Hyperimmune globulins in prevention and treatment of respiratory syncytial virus infections

Abstract

Respiratory syncytial virus (RSV) is an important community and nosocomial respiratory pathogen for infants and young children. RSV causes especially severe disease in the prematurely born or those with chronic cardiopulmonary diseases. Elderly persons and those with T-cell deficiencies, such as bone marrow transplant recipients, are also at high risk for serious lower respiratory tract infections. To date, prevention of RSV infections by vaccination has proven elusive and no preventive drugs exist. Studies in animals and humans have shown that the lower respiratory tract can be protected from RSV infection by sufficient circulating RSV neutralizing antibody levels. Recently, an RSV hyperimmune immune globulin (RSVIG) was developed and tested for the prevention of RSV infections or reduction of disease severity. Passive immunization of high-risk children with RSVIG during the respiratory disease season effected significant reductions in RSV infections, hospitalizations, days of hospitalization, intensive care unit admissions, days in the intensive care unit, and ribavirin use.
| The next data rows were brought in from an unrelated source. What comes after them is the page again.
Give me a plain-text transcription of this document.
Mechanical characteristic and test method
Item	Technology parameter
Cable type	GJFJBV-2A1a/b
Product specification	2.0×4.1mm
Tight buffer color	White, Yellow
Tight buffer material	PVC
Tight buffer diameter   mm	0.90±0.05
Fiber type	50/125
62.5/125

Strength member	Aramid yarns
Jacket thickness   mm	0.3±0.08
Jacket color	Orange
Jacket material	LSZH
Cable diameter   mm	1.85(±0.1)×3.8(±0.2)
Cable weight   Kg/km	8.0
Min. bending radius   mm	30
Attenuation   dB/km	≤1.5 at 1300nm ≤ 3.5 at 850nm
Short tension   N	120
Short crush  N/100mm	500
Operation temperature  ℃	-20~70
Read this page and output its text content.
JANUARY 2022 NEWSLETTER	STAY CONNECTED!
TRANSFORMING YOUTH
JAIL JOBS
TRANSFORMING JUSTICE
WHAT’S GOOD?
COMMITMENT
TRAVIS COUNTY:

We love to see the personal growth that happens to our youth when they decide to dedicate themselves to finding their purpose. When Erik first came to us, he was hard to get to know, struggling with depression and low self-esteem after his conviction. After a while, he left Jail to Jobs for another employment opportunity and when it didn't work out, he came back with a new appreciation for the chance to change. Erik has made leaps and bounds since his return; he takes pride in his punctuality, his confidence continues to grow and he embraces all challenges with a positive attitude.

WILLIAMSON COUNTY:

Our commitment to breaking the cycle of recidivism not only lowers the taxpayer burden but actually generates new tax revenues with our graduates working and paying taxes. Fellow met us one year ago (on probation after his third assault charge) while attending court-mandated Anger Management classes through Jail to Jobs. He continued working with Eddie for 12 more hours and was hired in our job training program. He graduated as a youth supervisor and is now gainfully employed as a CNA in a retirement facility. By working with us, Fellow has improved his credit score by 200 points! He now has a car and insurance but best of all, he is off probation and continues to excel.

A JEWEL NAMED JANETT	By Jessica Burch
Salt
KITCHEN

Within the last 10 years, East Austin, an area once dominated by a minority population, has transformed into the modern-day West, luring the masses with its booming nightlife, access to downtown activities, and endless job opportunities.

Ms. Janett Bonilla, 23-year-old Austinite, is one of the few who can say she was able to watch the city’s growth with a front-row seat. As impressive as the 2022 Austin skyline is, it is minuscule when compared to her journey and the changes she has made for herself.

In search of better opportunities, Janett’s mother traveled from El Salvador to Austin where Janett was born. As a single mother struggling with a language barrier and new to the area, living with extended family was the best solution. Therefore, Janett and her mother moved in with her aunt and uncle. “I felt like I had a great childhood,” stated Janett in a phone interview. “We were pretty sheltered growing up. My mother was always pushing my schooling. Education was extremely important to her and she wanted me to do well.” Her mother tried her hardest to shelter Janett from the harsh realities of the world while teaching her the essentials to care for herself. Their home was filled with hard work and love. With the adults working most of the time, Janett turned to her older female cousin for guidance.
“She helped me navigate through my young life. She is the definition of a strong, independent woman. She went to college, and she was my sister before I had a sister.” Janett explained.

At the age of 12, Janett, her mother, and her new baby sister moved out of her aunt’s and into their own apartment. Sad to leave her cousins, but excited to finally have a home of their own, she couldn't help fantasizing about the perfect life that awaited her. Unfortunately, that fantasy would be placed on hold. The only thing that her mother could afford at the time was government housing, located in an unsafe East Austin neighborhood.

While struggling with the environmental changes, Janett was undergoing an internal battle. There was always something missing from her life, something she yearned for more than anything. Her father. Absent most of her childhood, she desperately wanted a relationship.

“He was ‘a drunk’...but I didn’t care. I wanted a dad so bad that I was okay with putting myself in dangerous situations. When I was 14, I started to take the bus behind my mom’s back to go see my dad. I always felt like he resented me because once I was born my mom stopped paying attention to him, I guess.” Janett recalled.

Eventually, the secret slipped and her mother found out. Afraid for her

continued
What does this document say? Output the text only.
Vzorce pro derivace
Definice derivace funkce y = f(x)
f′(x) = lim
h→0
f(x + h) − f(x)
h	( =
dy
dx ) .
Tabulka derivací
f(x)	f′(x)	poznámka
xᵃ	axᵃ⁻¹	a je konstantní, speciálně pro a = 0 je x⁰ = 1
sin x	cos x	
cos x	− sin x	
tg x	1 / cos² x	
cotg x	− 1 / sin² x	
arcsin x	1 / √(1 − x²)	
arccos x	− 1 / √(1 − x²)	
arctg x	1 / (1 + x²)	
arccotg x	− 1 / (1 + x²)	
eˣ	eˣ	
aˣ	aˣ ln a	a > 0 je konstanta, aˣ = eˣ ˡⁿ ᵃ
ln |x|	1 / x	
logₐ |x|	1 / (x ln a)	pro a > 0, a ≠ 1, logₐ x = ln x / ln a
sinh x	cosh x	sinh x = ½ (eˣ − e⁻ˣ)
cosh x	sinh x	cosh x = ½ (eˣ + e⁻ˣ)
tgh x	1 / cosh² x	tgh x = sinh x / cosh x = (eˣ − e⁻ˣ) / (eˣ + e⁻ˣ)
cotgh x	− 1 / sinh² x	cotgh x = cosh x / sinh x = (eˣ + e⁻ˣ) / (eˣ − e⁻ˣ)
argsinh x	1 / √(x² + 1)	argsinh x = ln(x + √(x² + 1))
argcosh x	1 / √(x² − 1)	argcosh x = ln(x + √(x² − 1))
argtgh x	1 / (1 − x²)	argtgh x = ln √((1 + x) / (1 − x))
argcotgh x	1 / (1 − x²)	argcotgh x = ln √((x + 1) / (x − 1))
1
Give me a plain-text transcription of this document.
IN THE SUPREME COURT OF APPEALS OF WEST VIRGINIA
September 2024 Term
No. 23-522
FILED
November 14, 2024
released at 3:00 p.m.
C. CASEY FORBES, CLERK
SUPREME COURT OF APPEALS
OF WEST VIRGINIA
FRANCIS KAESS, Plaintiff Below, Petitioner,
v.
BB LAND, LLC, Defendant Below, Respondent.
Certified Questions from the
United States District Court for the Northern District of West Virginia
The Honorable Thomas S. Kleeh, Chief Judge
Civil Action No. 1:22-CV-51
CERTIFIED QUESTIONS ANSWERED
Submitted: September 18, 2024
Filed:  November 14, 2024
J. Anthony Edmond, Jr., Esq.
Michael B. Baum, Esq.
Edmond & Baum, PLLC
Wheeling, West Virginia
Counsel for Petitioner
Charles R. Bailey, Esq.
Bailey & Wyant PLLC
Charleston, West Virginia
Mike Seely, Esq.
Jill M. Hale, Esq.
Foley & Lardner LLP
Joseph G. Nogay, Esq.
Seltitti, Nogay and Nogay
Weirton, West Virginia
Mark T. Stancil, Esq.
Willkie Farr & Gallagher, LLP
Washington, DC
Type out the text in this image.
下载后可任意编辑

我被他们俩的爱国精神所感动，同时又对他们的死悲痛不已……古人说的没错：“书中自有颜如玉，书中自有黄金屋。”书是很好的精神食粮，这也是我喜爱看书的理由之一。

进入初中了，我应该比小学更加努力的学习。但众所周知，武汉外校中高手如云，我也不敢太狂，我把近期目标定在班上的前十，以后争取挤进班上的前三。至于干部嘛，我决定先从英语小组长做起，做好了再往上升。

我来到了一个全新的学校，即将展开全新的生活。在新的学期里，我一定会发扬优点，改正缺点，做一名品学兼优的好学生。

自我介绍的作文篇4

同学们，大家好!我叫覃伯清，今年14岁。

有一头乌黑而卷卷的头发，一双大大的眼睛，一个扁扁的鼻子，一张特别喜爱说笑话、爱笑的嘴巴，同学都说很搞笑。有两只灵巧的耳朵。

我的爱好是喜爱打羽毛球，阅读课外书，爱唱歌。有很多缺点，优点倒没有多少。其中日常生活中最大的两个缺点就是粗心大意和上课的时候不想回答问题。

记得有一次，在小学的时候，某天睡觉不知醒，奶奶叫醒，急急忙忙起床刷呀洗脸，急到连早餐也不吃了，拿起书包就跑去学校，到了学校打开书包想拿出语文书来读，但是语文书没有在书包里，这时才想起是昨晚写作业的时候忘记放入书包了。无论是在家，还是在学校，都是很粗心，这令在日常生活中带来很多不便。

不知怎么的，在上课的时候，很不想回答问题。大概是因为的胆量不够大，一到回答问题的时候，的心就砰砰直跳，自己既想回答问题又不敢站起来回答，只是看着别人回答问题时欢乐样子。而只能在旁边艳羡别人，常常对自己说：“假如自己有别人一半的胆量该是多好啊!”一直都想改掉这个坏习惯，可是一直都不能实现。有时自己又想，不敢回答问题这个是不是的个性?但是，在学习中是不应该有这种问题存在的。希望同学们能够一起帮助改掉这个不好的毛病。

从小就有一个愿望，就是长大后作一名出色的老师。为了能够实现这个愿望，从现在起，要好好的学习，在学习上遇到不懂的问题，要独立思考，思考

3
Studies in cotton rats and owl monkeys show that RSV infections can also be treated with inhalation of immune globulin at doses substantially smaller than required for parenteral treatment. Therapeutic trials of parenteral RSVIG have been completed and are pending analysis. The use of polyclonal, hyperimmune globulins and perhaps human monoclonal antibodies provides an additional approach to the prevention and perhaps the treatment of certain viral lower respiratory tract infections such as those caused by RSV.